The country will vote Saturday on whether they approve or disapprove of a new constitution recently drafted.
The statements are the latest in a volley of accusations between Morsy's supporters and opponents, and they highlight a political crisis that at times has spilled into the streets, prompting the president to deploy troops and tanks to protect government buildings.
"You have the majority of the poor people, the simple, definitely for the president and for the constitution," Muhammad Rifaa al-Tahtawi, Morsy's chief of staff, told CNN on Sunday.
"You have a majority among the elite who are not for this constitution. Businessmen, media people.

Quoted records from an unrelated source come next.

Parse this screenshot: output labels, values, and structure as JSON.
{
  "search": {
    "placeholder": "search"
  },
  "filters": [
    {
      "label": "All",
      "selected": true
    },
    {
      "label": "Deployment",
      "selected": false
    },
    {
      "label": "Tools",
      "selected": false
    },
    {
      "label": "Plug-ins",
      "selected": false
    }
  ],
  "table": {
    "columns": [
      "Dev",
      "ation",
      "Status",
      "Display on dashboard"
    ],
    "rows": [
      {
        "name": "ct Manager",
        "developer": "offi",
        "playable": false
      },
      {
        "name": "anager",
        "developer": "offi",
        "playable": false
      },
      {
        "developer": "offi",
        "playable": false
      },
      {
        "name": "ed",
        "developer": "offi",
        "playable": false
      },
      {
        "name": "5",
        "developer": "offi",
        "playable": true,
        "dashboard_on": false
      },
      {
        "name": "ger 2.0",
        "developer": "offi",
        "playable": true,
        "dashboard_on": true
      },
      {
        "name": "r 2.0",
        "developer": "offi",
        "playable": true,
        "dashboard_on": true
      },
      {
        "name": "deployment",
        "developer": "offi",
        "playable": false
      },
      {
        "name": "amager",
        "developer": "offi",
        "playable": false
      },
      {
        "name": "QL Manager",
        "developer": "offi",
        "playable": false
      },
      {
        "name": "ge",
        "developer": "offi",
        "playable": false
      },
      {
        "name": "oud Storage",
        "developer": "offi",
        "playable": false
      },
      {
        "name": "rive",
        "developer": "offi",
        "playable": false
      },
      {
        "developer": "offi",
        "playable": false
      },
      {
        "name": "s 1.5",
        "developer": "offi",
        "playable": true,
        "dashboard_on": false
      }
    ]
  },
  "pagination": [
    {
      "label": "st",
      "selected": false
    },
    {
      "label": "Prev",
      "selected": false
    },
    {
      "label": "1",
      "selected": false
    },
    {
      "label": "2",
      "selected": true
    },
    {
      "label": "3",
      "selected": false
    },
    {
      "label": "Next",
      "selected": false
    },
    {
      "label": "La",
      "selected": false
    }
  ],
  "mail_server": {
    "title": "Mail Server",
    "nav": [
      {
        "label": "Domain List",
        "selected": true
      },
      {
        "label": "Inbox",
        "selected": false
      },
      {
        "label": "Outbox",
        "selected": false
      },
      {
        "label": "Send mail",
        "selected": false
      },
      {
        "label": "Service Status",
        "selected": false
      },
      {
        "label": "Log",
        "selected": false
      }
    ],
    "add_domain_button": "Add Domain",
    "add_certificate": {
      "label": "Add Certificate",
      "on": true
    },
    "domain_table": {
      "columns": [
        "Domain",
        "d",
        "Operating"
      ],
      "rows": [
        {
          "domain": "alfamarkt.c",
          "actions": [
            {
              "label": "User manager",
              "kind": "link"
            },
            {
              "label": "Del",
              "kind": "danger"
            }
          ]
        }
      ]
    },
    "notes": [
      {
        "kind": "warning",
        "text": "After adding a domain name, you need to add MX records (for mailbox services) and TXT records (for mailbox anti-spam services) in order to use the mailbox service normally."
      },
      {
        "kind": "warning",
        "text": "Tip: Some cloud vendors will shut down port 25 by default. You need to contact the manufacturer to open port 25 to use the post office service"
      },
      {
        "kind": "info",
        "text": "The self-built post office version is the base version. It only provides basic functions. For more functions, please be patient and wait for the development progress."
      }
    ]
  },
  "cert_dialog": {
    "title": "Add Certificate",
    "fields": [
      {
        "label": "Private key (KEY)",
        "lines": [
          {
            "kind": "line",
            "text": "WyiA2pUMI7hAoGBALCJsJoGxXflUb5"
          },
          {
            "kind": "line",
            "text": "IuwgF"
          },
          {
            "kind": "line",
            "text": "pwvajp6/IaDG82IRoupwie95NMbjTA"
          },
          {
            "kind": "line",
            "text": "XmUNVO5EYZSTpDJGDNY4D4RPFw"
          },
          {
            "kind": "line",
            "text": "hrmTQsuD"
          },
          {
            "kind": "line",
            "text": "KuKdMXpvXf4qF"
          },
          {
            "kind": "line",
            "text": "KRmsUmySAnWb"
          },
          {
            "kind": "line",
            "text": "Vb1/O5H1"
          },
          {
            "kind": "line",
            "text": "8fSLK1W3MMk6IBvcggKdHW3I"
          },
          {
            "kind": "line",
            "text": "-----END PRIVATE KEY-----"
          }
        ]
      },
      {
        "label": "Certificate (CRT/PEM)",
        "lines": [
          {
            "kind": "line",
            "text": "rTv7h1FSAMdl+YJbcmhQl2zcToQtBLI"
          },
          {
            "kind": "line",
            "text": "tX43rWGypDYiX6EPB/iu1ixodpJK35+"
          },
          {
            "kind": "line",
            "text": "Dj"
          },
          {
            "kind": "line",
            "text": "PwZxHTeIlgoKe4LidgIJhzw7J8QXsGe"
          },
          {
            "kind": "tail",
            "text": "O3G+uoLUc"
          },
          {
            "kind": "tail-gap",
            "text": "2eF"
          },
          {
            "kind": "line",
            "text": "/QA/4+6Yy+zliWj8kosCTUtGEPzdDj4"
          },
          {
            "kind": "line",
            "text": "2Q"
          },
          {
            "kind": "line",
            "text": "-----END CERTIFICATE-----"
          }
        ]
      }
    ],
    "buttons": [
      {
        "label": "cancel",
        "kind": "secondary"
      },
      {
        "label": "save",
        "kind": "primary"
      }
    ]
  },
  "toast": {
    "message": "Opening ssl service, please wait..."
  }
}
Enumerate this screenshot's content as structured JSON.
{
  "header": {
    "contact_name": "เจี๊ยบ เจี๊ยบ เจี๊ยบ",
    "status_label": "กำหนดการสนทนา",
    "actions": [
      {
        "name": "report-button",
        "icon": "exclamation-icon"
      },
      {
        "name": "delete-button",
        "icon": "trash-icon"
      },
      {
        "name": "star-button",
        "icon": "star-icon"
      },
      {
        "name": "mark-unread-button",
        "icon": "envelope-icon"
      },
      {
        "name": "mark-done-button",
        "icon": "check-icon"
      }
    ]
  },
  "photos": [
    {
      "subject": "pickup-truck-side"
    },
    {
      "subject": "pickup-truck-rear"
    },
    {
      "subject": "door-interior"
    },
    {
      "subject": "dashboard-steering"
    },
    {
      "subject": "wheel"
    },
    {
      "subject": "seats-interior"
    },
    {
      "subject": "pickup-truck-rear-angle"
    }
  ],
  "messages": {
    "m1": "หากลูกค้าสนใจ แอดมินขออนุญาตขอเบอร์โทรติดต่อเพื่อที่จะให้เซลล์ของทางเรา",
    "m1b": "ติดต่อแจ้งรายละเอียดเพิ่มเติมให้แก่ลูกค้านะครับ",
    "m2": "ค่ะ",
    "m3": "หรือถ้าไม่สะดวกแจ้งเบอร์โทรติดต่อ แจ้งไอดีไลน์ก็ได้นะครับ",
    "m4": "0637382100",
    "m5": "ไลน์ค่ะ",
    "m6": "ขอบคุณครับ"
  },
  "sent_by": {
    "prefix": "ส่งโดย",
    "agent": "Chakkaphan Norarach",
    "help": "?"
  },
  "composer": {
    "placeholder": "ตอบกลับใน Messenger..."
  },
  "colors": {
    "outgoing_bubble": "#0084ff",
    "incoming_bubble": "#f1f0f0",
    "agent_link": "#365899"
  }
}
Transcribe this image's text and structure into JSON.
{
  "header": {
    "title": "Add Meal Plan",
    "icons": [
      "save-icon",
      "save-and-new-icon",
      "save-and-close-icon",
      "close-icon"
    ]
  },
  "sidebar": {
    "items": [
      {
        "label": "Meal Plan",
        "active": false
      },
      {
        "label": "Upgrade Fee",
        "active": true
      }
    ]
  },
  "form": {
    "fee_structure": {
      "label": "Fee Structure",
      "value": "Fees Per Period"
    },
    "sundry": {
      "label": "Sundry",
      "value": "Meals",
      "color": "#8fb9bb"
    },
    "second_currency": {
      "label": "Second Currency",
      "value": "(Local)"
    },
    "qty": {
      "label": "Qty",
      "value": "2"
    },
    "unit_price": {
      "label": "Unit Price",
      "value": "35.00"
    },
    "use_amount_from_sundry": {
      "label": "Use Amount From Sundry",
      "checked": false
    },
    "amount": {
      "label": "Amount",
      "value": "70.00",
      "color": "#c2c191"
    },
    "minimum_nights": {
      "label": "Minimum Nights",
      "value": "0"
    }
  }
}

They are definitely a small minority, but powerful minority."
Al-Tahtawi's comments followed calls by the opposition for new, nationwide protests while accusing Morsy of risking a "violent confrontation" by moving forward with the scheduled vote Saturday.
But al-Tahtawi dismissed the threat, saying the issue would be decided by the people.
"If we do not manage to come to terms, let us go to the people," he said.
Even so, Morsy has authorized the army to help maintain security ahead of the vote, giving it the power to arrest civilians.
Al-Tahtawi told CNN the army will work with police to protect voters and government building's during voting.
"It is possible that we'll have problems. But if voters turn out en masse, I don't think there will be any violence," he said.
Opposition leader Mohamed ElBaradei told CNN's Christiane Amanpour on Monday that the groups opposing the constitution are still considering their response.
"We will either boycott or vote no," he said, calling the entire process illegitimate.
Last week, protesters marched almost every day on the presidential palace, which has been the scene of violent clashes pitting thousands of protesters -- for and against Morsy.
Egyptian authorities said at least six people have been killed in violent clashes in recent days, while the Muslim Brotherhood -- the group that backs Morsy -- has said eight of its members were killed.
More than two dozen Muslim Brotherhood offices, as well as its headquarters in Cairo, have been attacked.
The crisis erupted in late November when Morsy issued the edict allowing himself to run the country unchecked until a new constitution was drafted, a move that sat uncomfortably with many Egyptians who said it reminded them of ousted President Hosni Mubarak's rule.
Morsy had said the powers were necessary and temporary.
Anger about Morsy's move led to protesters reoccupying Tahrir Square, the scene of the Arab Spring uprising that saw Mubarak ousted in 2011. Thousands later protested outside the palace, where the opposition clashed with the Muslim Brotherhood.
The anger only grew when the Islamist-dominated Constitutional Assembly pushed through a draft despite the objections of the secular opposition, including some members who walked out in protest.
Morsy, who is backed by the Muslim Brotherhood's political party, has refused to delay the referendum, saying a constitution is essential for the fledgling democracy. The opposition, meanwhile, says the document does not represent all Egyptians.
The opposition has accused Islamists, predominantly the Muslim Brotherhood, of manipulating the poorer portions of the population, using a fear of God and religion to drive them to vote.
In an interview with CNN, al-Tahtawi, who also is backed by the Muslim Brotherhood, disagreed with the opposition's characterization, describing it as "part of the disease of the elite."
An independent judiciary has backed Morsy, finding that the referendum must be carried out on December 15 to meet a legal requirement.
Morsy canceled the edict that gave him virtually unchecked powers over the weekend, though he did not roll back the directives he put in place before it. Among the steps he took was setting the date of the constitutional referendum.
A coalition of Egyptian Islamic parties, including the Brotherhood, says it rejects any postponement of the vote. A countering coalition of Morsy's opponents, the National Salvation Front, called for protests Tuesday and Friday.